The percentages of compounds from different categories falling into activity-relevant similarity ranges reported in Table 1 also helped to rationalize the relative performance of fingerprints in benchmark calculations. Such retrospective calculations typically focus on easy or intermediate activity classes (otherwise, mostly “negative” results would be obtained). In benchmark settings, ECFPs are often superior to MACCS and other standard fingerprints. If compound recall rates are determined, which is usually the case, but only possible in retrospective applications, ECFP4 is clearly favored over MACCS, given the much larger percentage of true-positive detections according to Table 1. However, it should also be noted that even for easy activity classes, ECFP4 only detected less than 40% of active compounds at activity-relevant similarity values. Thus, the false-negative rate was high, even more so for MACCS, indicating that the sensitivity of these fingerprints to active compounds in a similarity search scenario is low. This again reflects the fact that structure-activity information is not explicitly used in a fingerprint search.

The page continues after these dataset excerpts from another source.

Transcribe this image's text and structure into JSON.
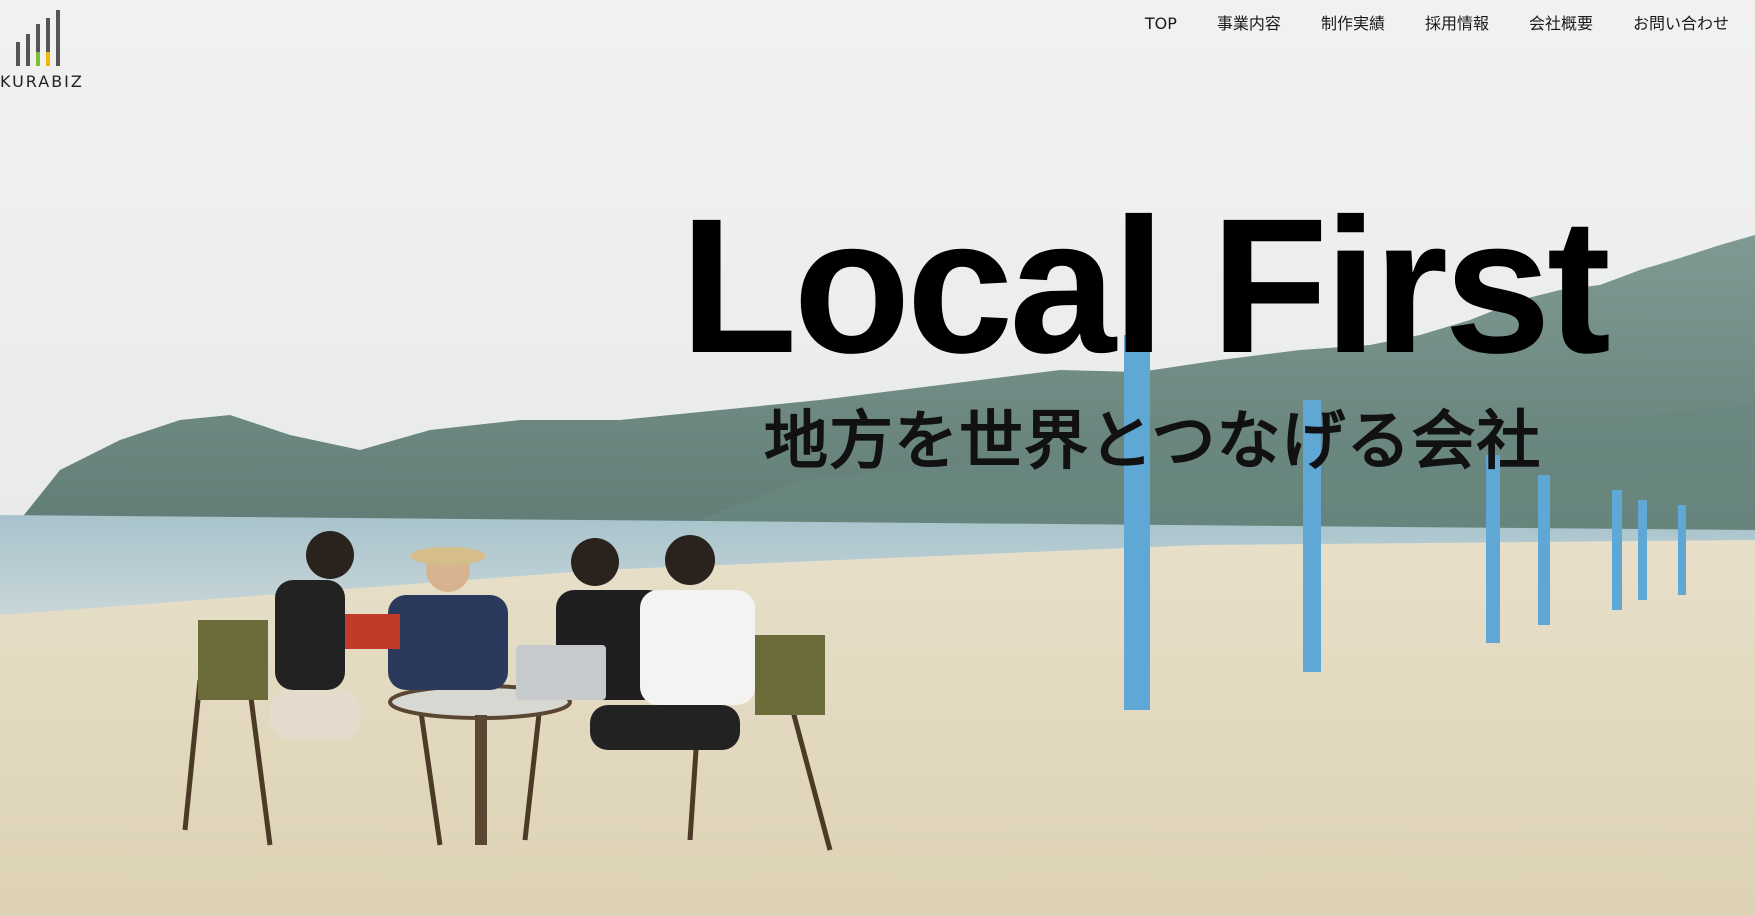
{
  "brand": {
    "name": "KURABIZ",
    "colors": {
      "bars": "#555555",
      "bar_green": "#7bbf3a",
      "bar_yellow": "#f2b705"
    }
  },
  "nav": {
    "items": [
      {
        "label": "TOP"
      },
      {
        "label": "事業内容"
      },
      {
        "label": "制作実績"
      },
      {
        "label": "採用情報"
      },
      {
        "label": "会社概要"
      },
      {
        "label": "お問い合わせ"
      }
    ]
  },
  "hero": {
    "headline": "Local First",
    "subheadline": "地方を世界とつなげる会社",
    "image_subject": "people-at-table-on-beach"
  }
}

In a prospective similarity search application, when active compounds are sparse and unknown and source databases are large, it would be more difficult to draw a line between ECFP4 and MACCS, as discussed above. Then, the ability to identify novel hits will much depend on the specific features of active compounds and the capacity of different fingerprints to capture them.

A plus of activity-relevant similarity values, as determined herein, is that they have been derived over many different activity classes and are thus general in nature. As such, they become a characteristic feature of a given fingerprint, although their utility for practical similarity searching is limited.